After that I sat by myself in the cinder-block cubicle… and sat… and sat. And finally, the superior’s superior arrived. He got it. He had been at home, 45 minutes’ drive away, eating Sunday dinner with his family when he got the call asking him to drop everything and come in to work to question some sort of potential/probable terrorist (me).
He asked me to tell him about the notes; I told him, as I had told the others that they were simply quotations from the administration in his country, about the WMD which were the basis for the war in Iraq. He invited me into his office at the opposite end of the facility from the search bay. So under the somewhat vacant smile of George W., and that slightly twisted leer of Dick Cheney, he read down the page of WMD notes. He then raised his gaze to me and, stifling what I perceived as a slightly embarrassed smirk, he took a deep breath and said, “I am required to ask you this…
Are you a terrorist?”
“No,” I answered jauntily (or at least as jauntily as possible under the circumstances);
“Have you ever been a terrorist?”
“No,” I answered with an air of je ne sais quoi (though I’m not sure what it was);
“Do you plan to become a terrorist?”
And since I could not think of anything really clever to say instead, I answered “No.”
Wow. I sure was glad that I was not a terrorist or I would have had to answer, “Ah, shucks... Ya got me. Yes, by golly, I am; I have; and I do!” (because terrorists, as we all know, are honest to a fault) and then I would have been shipped off to Guantanamo and made to listen to Iron Maiden at 120 dB – enough to drive anyone mad.

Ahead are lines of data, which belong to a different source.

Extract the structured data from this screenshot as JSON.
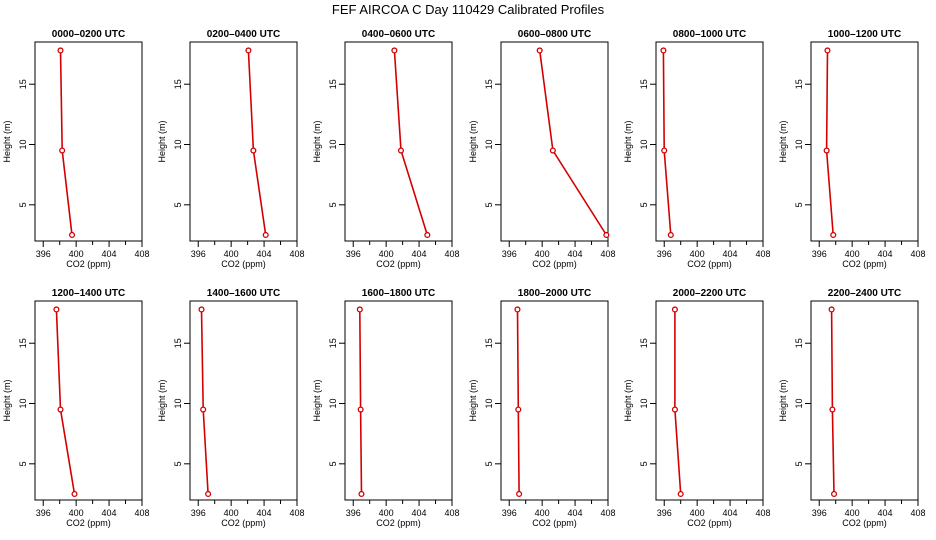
{
  "title": "FEF AIRCOA C  Day 110429  Calibrated Profiles",
  "colors": {
    "profile_line": "#d40000",
    "marker": "#d40000",
    "axes": "#000000"
  },
  "chart_data": [
    {
      "type": "line",
      "title": "0000–0200 UTC",
      "xlabel": "CO2 (ppm)",
      "ylabel": "Height (m)",
      "xlim": [
        395,
        408
      ],
      "ylim": [
        2,
        18.5
      ],
      "xticks": [
        396,
        400,
        404,
        408
      ],
      "yticks": [
        5,
        10,
        15
      ],
      "grid": false,
      "series": [
        {
          "x": [
            399.5,
            398.3,
            398.1
          ],
          "y": [
            2.5,
            9.5,
            17.8
          ]
        }
      ]
    },
    {
      "type": "line",
      "title": "0200–0400 UTC",
      "xlabel": "CO2 (ppm)",
      "ylabel": "Height (m)",
      "xlim": [
        395,
        408
      ],
      "ylim": [
        2,
        18.5
      ],
      "xticks": [
        396,
        400,
        404,
        408
      ],
      "yticks": [
        5,
        10,
        15
      ],
      "grid": false,
      "series": [
        {
          "x": [
            404.2,
            402.7,
            402.1
          ],
          "y": [
            2.5,
            9.5,
            17.8
          ]
        }
      ]
    },
    {
      "type": "line",
      "title": "0400–0600 UTC",
      "xlabel": "CO2 (ppm)",
      "ylabel": "Height (m)",
      "xlim": [
        395,
        408
      ],
      "ylim": [
        2,
        18.5
      ],
      "xticks": [
        396,
        400,
        404,
        408
      ],
      "yticks": [
        5,
        10,
        15
      ],
      "grid": false,
      "series": [
        {
          "x": [
            405.0,
            401.8,
            401.0
          ],
          "y": [
            2.5,
            9.5,
            17.8
          ]
        }
      ]
    },
    {
      "type": "line",
      "title": "0600–0800 UTC",
      "xlabel": "CO2 (ppm)",
      "ylabel": "Height (m)",
      "xlim": [
        395,
        408
      ],
      "ylim": [
        2,
        18.5
      ],
      "xticks": [
        396,
        400,
        404,
        408
      ],
      "yticks": [
        5,
        10,
        15
      ],
      "grid": false,
      "series": [
        {
          "x": [
            407.8,
            401.3,
            399.7
          ],
          "y": [
            2.5,
            9.5,
            17.8
          ]
        }
      ]
    },
    {
      "type": "line",
      "title": "0800–1000 UTC",
      "xlabel": "CO2 (ppm)",
      "ylabel": "Height (m)",
      "xlim": [
        395,
        408
      ],
      "ylim": [
        2,
        18.5
      ],
      "xticks": [
        396,
        400,
        404,
        408
      ],
      "yticks": [
        5,
        10,
        15
      ],
      "grid": false,
      "series": [
        {
          "x": [
            396.8,
            396.0,
            395.9
          ],
          "y": [
            2.5,
            9.5,
            17.8
          ]
        }
      ]
    },
    {
      "type": "line",
      "title": "1000–1200 UTC",
      "xlabel": "CO2 (ppm)",
      "ylabel": "Height (m)",
      "xlim": [
        395,
        408
      ],
      "ylim": [
        2,
        18.5
      ],
      "xticks": [
        396,
        400,
        404,
        408
      ],
      "yticks": [
        5,
        10,
        15
      ],
      "grid": false,
      "series": [
        {
          "x": [
            397.7,
            396.9,
            397.0
          ],
          "y": [
            2.5,
            9.5,
            17.8
          ]
        }
      ]
    },
    {
      "type": "line",
      "title": "1200–1400 UTC",
      "xlabel": "CO2 (ppm)",
      "ylabel": "Height (m)",
      "xlim": [
        395,
        408
      ],
      "ylim": [
        2,
        18.5
      ],
      "xticks": [
        396,
        400,
        404,
        408
      ],
      "yticks": [
        5,
        10,
        15
      ],
      "grid": false,
      "series": [
        {
          "x": [
            399.8,
            398.1,
            397.6
          ],
          "y": [
            2.5,
            9.5,
            17.8
          ]
        }
      ]
    },
    {
      "type": "line",
      "title": "1400–1600 UTC",
      "xlabel": "CO2 (ppm)",
      "ylabel": "Height (m)",
      "xlim": [
        395,
        408
      ],
      "ylim": [
        2,
        18.5
      ],
      "xticks": [
        396,
        400,
        404,
        408
      ],
      "yticks": [
        5,
        10,
        15
      ],
      "grid": false,
      "series": [
        {
          "x": [
            397.2,
            396.6,
            396.4
          ],
          "y": [
            2.5,
            9.5,
            17.8
          ]
        }
      ]
    },
    {
      "type": "line",
      "title": "1600–1800 UTC",
      "xlabel": "CO2 (ppm)",
      "ylabel": "Height (m)",
      "xlim": [
        395,
        408
      ],
      "ylim": [
        2,
        18.5
      ],
      "xticks": [
        396,
        400,
        404,
        408
      ],
      "yticks": [
        5,
        10,
        15
      ],
      "grid": false,
      "series": [
        {
          "x": [
            397.0,
            396.9,
            396.8
          ],
          "y": [
            2.5,
            9.5,
            17.8
          ]
        }
      ]
    },
    {
      "type": "line",
      "title": "1800–2000 UTC",
      "xlabel": "CO2 (ppm)",
      "ylabel": "Height (m)",
      "xlim": [
        395,
        408
      ],
      "ylim": [
        2,
        18.5
      ],
      "xticks": [
        396,
        400,
        404,
        408
      ],
      "yticks": [
        5,
        10,
        15
      ],
      "grid": false,
      "series": [
        {
          "x": [
            397.2,
            397.1,
            397.0
          ],
          "y": [
            2.5,
            9.5,
            17.8
          ]
        }
      ]
    },
    {
      "type": "line",
      "title": "2000–2200 UTC",
      "xlabel": "CO2 (ppm)",
      "ylabel": "Height (m)",
      "xlim": [
        395,
        408
      ],
      "ylim": [
        2,
        18.5
      ],
      "xticks": [
        396,
        400,
        404,
        408
      ],
      "yticks": [
        5,
        10,
        15
      ],
      "grid": false,
      "series": [
        {
          "x": [
            398.0,
            397.3,
            397.3
          ],
          "y": [
            2.5,
            9.5,
            17.8
          ]
        }
      ]
    },
    {
      "type": "line",
      "title": "2200–2400 UTC",
      "xlabel": "CO2 (ppm)",
      "ylabel": "Height (m)",
      "xlim": [
        395,
        408
      ],
      "ylim": [
        2,
        18.5
      ],
      "xticks": [
        396,
        400,
        404,
        408
      ],
      "yticks": [
        5,
        10,
        15
      ],
      "grid": false,
      "series": [
        {
          "x": [
            397.8,
            397.6,
            397.5
          ],
          "y": [
            2.5,
            9.5,
            17.8
          ]
        }
      ]
    }
  ]
}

He told me that, because of the required protocols, my name and identification numbers and all salient information about me had been entered into their gigantic terrorist-finding-database-computer-search-watchout-blah-blah-system and that it would take another 15 minutes to determine whether or not I had already been determined to be a danger by someone else, somewhere else at some other time. Turns out I was not. I could have told them that:
a) on the basis of my own knowledge of me, and
b) because I would not have been given the P2 that was stapled in my passport if I had not checked out as at least relatively squeaky-clean.
He told me that I would need to wait out those 15 minutes in the lobby – better than sitting in the solitary confinement of the concrete-block room anyway. I think it was less than ten minutes when he came back and without words, gave me a look that implied, “I’m really sorry we had to go through this”, handed me my writer’s notebook and my passport and said simply, “You’re free to go”. And off he went back to his now congealed gravy and rock-hard Yorkshire puddings, and off I drove in a very straight line south through North Dakota.